Credit Suisse forecasts the S&P 500 will rise 13 percent by year-end 2018 from Monday’s close, according to the firm’s latest market strategy report.
“Our market views are predicated on a supportive economic backdrop, with benign recessionary risks and a pickup in near-term indicators,” strategist Jonathan Golub wrote in a note to clients Monday. “While we expect more muted longer-term growth, this has focused corporations on cost containment and the return of capital to shareholders, extended the business cycle and lowered discount rates.”
The strategist initiated S&P 500 price targets of 2,600 and 2,875 for the year-end 2017 and year-end 2018 respectively. Golub joined Credit Suisse earlier this year from a similar role at RBC Capital Markets.
His 2018 price forecast is based on an 6.9 percent increase in the market’s earnings next year and a 3.7 percent rise in its price-earnings valuation multiple.
He also shared his favorite sector calls for the coming year.
“Against this backdrop, financials should outperform the broad market, with deregulation providing a tailwind to the sector,” he wrote. “Technology is our favorite sector despite elevated multiples. Fundamentals remain strong given the group’s exposure to secular growth themes in subgroups such as internet and software-as-a-service.”

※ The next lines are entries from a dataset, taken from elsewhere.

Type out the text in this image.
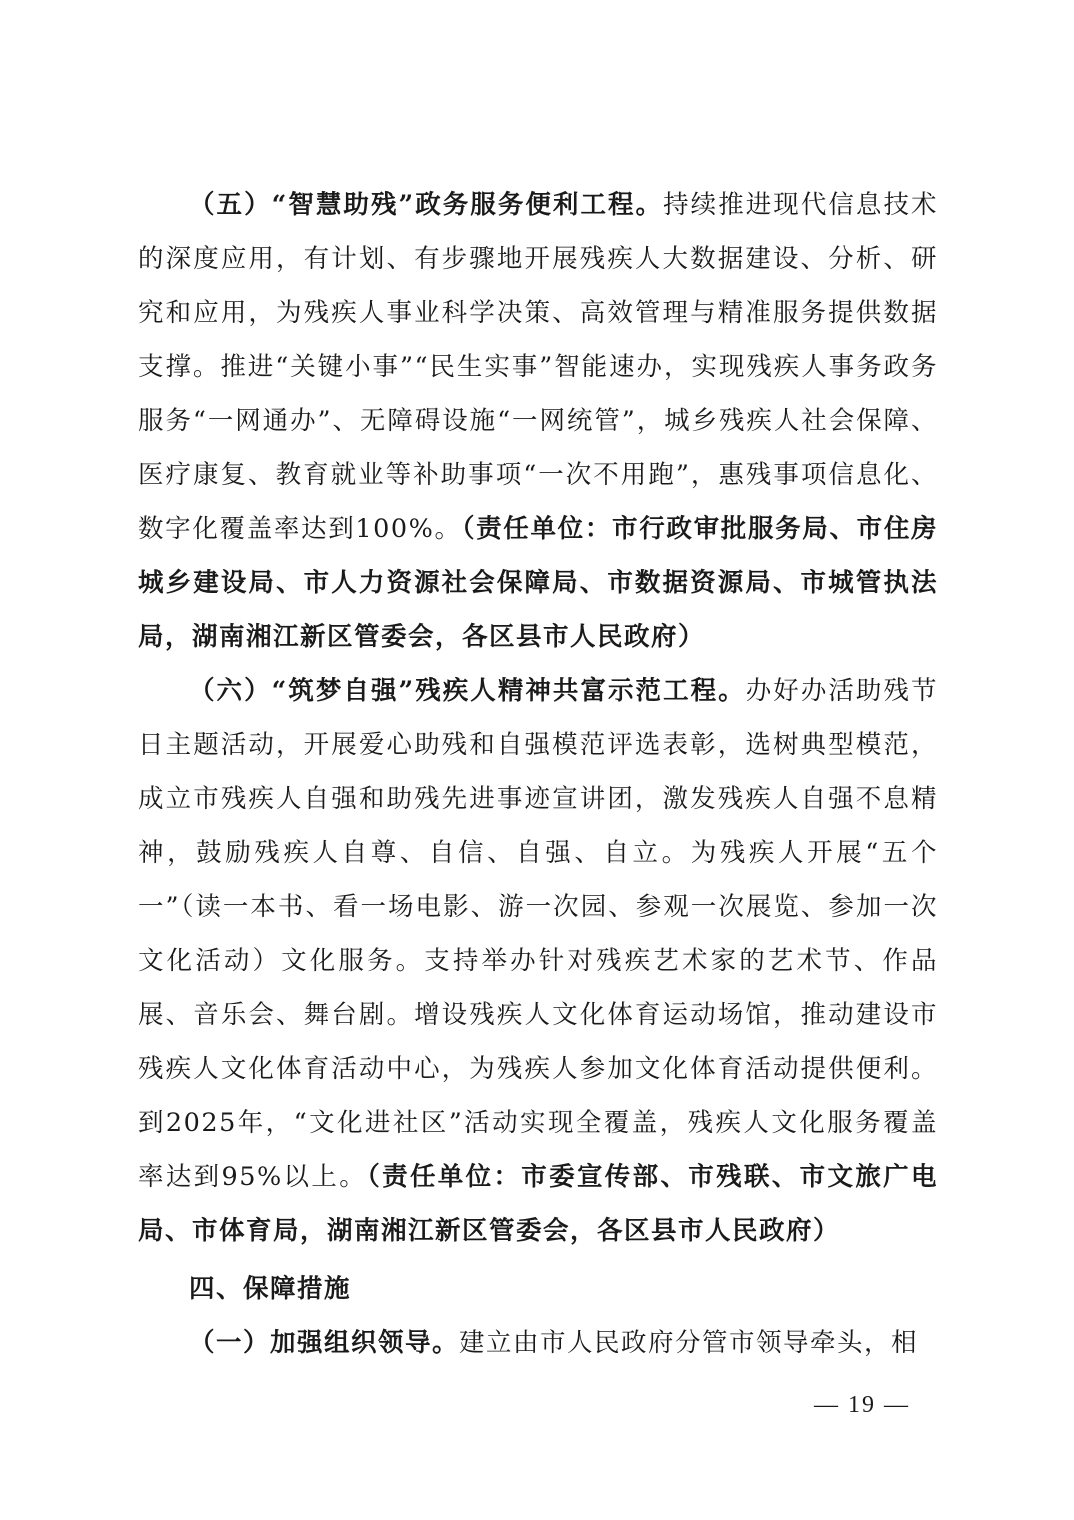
（五）“智慧助残”政务服务便利工程。持续推进现代信息技术的深度应用，有计划、有步骤地开展残疾人大数据建设、分析、研究和应用，为残疾人事业科学决策、高效管理与精准服务提供数据支撑。推进“关键小事”“民生实事”智能速办，实现残疾人事务政务服务“一网通办”、无障碍设施“一网统管”，城乡残疾人社会保障、医疗康复、教育就业等补助事项“一次不用跑”，惠残事项信息化、数字化覆盖率达到100%。（责任单位：市行政审批服务局、市住房城乡建设局、市人力资源社会保障局、市数据资源局、市城管执法局，湖南湘江新区管委会，各区县市人民政府）

（六）“筑梦自强”残疾人精神共富示范工程。办好办活助残节日主题活动，开展爱心助残和自强模范评选表彰，选树典型模范，成立市残疾人自强和助残先进事迹宣讲团，激发残疾人自强不息精神，鼓励残疾人自尊、自信、自强、自立。为残疾人开展“五个一”（读一本书、看一场电影、游一次园、参观一次展览、参加一次文化活动）文化服务。支持举办针对残疾艺术家的艺术节、作品展、音乐会、舞台剧。增设残疾人文化体育运动场馆，推动建设市残疾人文化体育活动中心，为残疾人参加文化体育活动提供便利。到2025年，“文化进社区”活动实现全覆盖，残疾人文化服务覆盖率达到95%以上。（责任单位：市委宣传部、市残联、市文旅广电局、市体育局，湖南湘江新区管委会，各区县市人民政府）

四、保障措施

（一）加强组织领导。建立由市人民政府分管市领导牵头，相

— 19 —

The strategist has overweight ratings for financials, technology and discretionary. On the flip side, he has underweight ratings for energy, utilities, telecom and REITs.
S&P 500 is up 14 percent year to date through Monday’s close of 2545.
As the end of the year approaches, Wall Street strategists are starting to look out to next year. Credit Suisse is the second major bank to issue an official 2018 price target. Wells Fargo gave a lackluster S&P 500 2,450 to 2,550 price range forecast for next year in Sept.